Yesterday’s Green Budget demolishes the absurd idea propounded by the Treasury that Britain’s sustainable long-term rate of growth is 2.75 per cent a year. Michael Dicks of Barclays Wealth, the author of one of the chapters, is much more realistic. Britain’s average growth rate between 1972 and 2008 was a mere 2.2 per cent a year; it was also 2.2 per cent a year in 1996-2008 and just 1.5 per cent in 2001-08. The future will be little better, Dicks argues: growth will run at around 1.75 per cent over the next few years, partly because there is much less spare capacity in the economy than most people imagine. The natural rate of unemployment will rise from 6 to 9 per cent by 2015. All of the assumptions about the government’s long-term revenues are bogus; it also means that all businesses and investors based in the UK should cut their forecasts for returns, capital appreciation and revenue growth in the years ahead.
It is clear that the gilts markets will panic if the government fails to slash the deficit, sooner rather than later. A sustained five percentage points of GDP rise in the deficit tends to add over 1.5 percentage points to the cost of state borrowing (10-year gilts). A rise in the debt to GDP ratio from 55 to 75 per cent would double this impact – so the kind of debt explosion we are currently undergoing in the UK would imply a three percentage point jump in gilt yields. This will add a fortune to the UK’s interest bill. Others are even more pessimistic, suggesting the rise in yields could reach four per cent.
One way the government is trying to grab extra revenues is by hiking tax. Many readers of this newspaper earn £100,000 a year or more (and many of the remainder aspire to do so). Yet the income of these top earners is about to fall by a whopping 13 per cent on average as a result of already announced tax hikes – including the 50p rate, the phasing out of the personal allowance, reduced pension relief and higher national insurance – starting in April, the Institute calculates. Roughly 360,000 people will earn £150,000 or more in 2010-11; they will be hit the hardest.

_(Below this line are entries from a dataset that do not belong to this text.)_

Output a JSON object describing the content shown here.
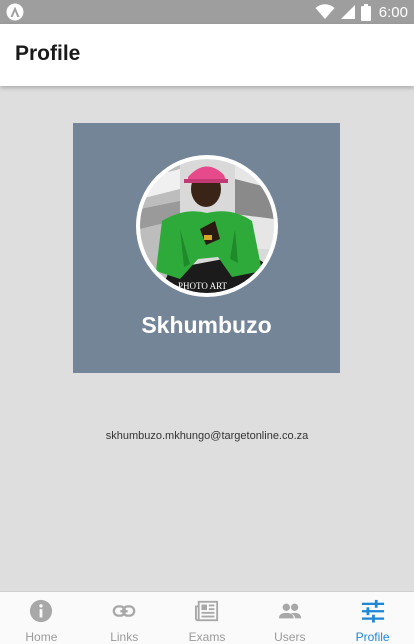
{
  "status_bar": {
    "time": "6:00",
    "icons": [
      "app-logo-icon",
      "wifi-icon",
      "signal-icon",
      "battery-icon"
    ],
    "color": "#9e9e9e"
  },
  "app_bar": {
    "title": "Profile"
  },
  "profile": {
    "name": "Skhumbuzo",
    "email": "skhumbuzo.mkhungo@targetonline.co.za",
    "card_color": "#738597",
    "avatar_watermark": "PHOTO ART"
  },
  "bottom_nav": {
    "items": [
      {
        "label": "Home",
        "icon": "info-icon",
        "active": false
      },
      {
        "label": "Links",
        "icon": "link-icon",
        "active": false
      },
      {
        "label": "Exams",
        "icon": "newspaper-icon",
        "active": false
      },
      {
        "label": "Users",
        "icon": "people-icon",
        "active": false
      },
      {
        "label": "Profile",
        "icon": "sliders-icon",
        "active": true
      }
    ],
    "active_color": "#1f88d6",
    "inactive_color": "#9a9a9a"
  }
}
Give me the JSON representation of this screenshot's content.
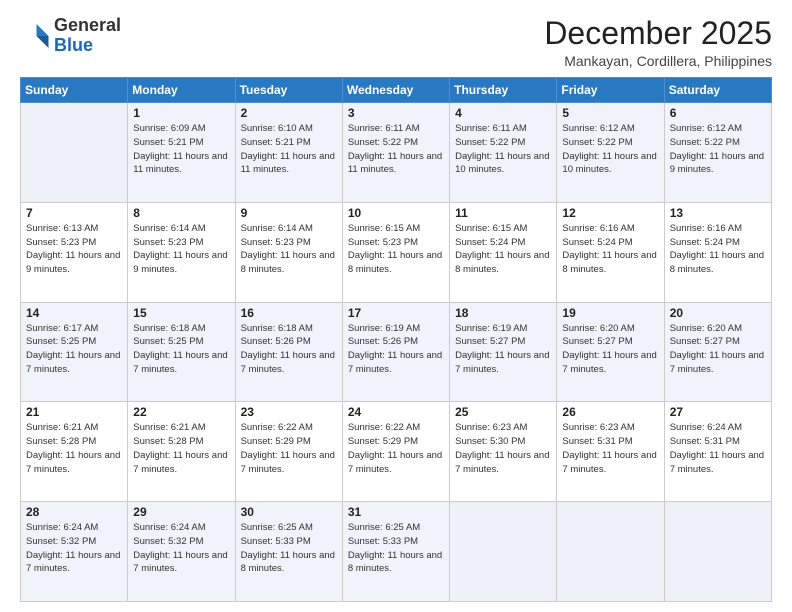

It is a bizarre strategy for a government (and an opposition) that both claim to wish to encourage entrepreneurship, wealth-creation and aspiration to be introducing (and endorsing) such punitive taxes, especially given that no other country is following suit. As Fraser Nelson pointed out in a superb lecture to the Centre for Policy Studies last night, the evidence from all around the world shows that the best way to get the better-off to pay more tax is actually to cut marginal tax rates and encourage wealth-creation. It is an amazing paradox; John F Kennedy was one of the theory’s most successful proponents in the 1960s.
The only realistic way to bring down the deficit will be to slash spending. The Green Budget shows that all of Labour’s spending increases as a share of GDP will have to be unwound; it will be a befitting yet painful end to a bankrupt economic model based on an unaffordable spending binge.